Вся кровь, что осталась еще в теле Рази, казалось, хлынула ему в голову и подняла его на ноги.
– Мало не тридцать ран нанесли мне ляхи, да не могли угодить в сердце... – перебил атамана, хрипло выкрикнул он. – А ты, кум, сердце мне ранишь! Паны русских мучат... – прерывисто заговорил Тимофей. – Казачьих детей... кобелями травят... А ты заступу за них воровством назвал... Московский холоп ты, Корней! – С неожиданной бодростью шагнул Тимофей на Корнилу, но вдруг снова отхлынула кровь от его лица, и он опустился на скамью, желтей воска. – Иди вон из хаты! – хрипло сказал он, устало закрыв глаза.

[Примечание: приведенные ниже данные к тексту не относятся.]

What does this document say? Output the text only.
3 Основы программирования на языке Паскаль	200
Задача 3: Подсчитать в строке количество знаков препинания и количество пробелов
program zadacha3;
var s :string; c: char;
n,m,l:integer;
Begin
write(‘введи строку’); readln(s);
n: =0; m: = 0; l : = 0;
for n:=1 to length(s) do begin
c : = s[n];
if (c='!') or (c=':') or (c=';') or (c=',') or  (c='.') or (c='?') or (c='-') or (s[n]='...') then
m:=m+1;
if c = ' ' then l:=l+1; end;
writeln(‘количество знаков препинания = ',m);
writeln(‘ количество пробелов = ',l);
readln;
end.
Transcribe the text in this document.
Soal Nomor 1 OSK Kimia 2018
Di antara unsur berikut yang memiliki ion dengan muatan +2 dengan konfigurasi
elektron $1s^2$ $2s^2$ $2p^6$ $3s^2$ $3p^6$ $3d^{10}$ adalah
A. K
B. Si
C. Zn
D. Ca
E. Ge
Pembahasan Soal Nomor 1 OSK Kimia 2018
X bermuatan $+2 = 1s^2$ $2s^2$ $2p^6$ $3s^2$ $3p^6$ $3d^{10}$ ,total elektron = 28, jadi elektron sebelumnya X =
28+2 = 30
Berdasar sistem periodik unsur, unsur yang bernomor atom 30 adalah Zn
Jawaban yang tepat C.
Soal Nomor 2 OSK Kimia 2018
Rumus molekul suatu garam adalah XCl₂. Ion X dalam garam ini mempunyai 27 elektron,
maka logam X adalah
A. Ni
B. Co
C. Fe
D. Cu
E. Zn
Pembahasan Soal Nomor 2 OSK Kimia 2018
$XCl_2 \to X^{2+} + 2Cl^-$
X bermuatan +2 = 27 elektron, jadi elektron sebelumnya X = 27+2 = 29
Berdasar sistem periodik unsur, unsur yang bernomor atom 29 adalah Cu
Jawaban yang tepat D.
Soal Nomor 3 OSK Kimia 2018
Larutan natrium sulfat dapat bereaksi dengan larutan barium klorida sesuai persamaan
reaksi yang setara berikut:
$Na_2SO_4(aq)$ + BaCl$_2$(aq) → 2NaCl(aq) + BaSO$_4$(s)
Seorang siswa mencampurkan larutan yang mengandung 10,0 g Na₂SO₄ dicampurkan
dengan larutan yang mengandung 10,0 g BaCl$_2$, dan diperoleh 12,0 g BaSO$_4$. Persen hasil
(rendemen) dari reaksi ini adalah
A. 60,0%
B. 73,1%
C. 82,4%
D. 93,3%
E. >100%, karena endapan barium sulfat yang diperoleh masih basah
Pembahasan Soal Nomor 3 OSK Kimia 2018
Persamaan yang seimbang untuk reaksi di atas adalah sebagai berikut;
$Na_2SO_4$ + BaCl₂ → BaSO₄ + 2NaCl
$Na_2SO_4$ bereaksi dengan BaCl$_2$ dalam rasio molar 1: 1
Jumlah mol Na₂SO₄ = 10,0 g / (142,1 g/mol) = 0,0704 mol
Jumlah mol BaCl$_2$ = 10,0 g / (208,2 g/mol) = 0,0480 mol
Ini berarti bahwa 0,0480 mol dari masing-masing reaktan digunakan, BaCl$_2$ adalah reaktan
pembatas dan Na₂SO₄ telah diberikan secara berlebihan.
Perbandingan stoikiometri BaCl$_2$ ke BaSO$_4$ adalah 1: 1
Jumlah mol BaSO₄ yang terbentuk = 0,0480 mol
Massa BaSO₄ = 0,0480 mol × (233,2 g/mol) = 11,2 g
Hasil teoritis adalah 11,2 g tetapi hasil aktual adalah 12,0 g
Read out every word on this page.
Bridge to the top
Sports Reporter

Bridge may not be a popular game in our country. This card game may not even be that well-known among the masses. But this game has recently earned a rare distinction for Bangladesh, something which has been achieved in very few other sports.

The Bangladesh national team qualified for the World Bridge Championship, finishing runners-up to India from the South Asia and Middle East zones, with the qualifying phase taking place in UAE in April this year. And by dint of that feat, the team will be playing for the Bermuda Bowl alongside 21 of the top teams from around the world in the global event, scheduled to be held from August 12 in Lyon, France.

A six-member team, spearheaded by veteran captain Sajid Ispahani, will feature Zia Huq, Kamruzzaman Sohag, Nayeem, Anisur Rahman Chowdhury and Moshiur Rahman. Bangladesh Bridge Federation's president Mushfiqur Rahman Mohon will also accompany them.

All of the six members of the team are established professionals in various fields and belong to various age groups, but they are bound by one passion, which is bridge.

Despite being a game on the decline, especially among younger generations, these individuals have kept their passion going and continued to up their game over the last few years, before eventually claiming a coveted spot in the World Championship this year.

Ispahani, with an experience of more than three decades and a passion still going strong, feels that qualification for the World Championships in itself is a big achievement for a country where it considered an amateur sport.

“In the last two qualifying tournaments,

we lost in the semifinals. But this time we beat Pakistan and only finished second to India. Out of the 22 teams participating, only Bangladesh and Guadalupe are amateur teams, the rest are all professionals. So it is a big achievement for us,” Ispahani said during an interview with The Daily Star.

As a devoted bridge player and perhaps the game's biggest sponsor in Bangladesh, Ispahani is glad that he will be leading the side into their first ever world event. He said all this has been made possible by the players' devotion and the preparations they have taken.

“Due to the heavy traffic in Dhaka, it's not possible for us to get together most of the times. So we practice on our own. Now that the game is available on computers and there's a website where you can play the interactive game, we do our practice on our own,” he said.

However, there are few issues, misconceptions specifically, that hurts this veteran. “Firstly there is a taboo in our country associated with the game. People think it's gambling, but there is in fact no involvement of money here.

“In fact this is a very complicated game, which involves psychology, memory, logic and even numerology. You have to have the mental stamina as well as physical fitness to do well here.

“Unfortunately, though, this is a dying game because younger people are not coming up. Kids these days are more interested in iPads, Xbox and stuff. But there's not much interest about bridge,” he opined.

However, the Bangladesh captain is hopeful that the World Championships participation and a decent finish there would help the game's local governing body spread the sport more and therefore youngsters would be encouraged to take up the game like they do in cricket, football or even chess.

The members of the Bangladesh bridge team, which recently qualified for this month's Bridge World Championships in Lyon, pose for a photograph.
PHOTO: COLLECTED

Атаман хотел что-то сказать в ответ, но между ним и Разей вдруг встал Степан, сжимая в руках отцовскую саблю... Атаман встретился взглядом со Стенькой и отшатнулся, увидев, что крестник не станет шутить... Корнила осекся, смолчал, и вдруг со всех сторон возле него грозно сдвинулись молодые казаки – Иван и его товарищи, успевшие неслышно войти в курень... Атаман уставил взор под ноги, вышел во двор и, вскочив в седло, крепко хлестнул своего коня...
И вот, словно в самом деле услышал бог на небе Стенькины уверения, Разя стал поправляться. Он уже не впадал в забытье, хотя раны его закрывались плохо.
Степан собрался на далекий Север, в Соловецкий монастырь, не дождавшись даже, когда полностью спадет половодье, никому, кроме Сергея, не открыв, по какому поводу он обещался богу.
В войсковой избе в Черкасске, куда он приехал за проходною грамотой, встретил его Корнила.
– Как батька? – спросил он ласково, словно ничего между ними не случилось.
– Лучше батьке, – смущенно ответил Степан.
– Бог даст, оправится: крепки донские кости. Поклон отдай ему... Да слыхал я, что ты в Соловки проходную просишь?
– В Соловки.
– Добрый путь. Русь великую погляди, людское житье пойдет в пользу. Да горяч ты. Смотри, на Московской земле головы не сложи. Не казачьи законы в Москве – боярские... Обедать ко мне заходи. Коня дам...
– Я обещался пешком...
– Стало, за батькины раны? – догадался Корнила. – Ну, добре, иди. Лихом крестного не поминай. Атаманское дело не легко. Сам большим атаманом будешь – тогда узнаешь. Давай поцалую.
Стенька вышел из дому в далекий путь. Солнце едва поднялось, и по-над Доном, разлетаясь волокнами, таял ночной туман, а воздух над степью уже дрожал прозрачной весенней дымкой и наполнялся рабочим зуденьем проснувшихся пчел. Степь зацветала первыми золотыми цветами.
Привычный к донскому весеннему утру, Степан все же с какой-то особенной полнотой ощущал сейчас его свежесть. Почти из-под самых ног казака в мокрой траве скакали лягушки, в камышах по заводям крякали утки, и все было в этот раз особенно мило и радостно. На одиноких черных челнах, раскиданных там и сям по речной шири, застыли над зыбкими темными отраженьями настороженные рыбаки. Большие рыбы, играя на солнце, с громкими всплесками высоко прыгали из воды, словно радуясь новому дню и жизненной силе своих гибких тел.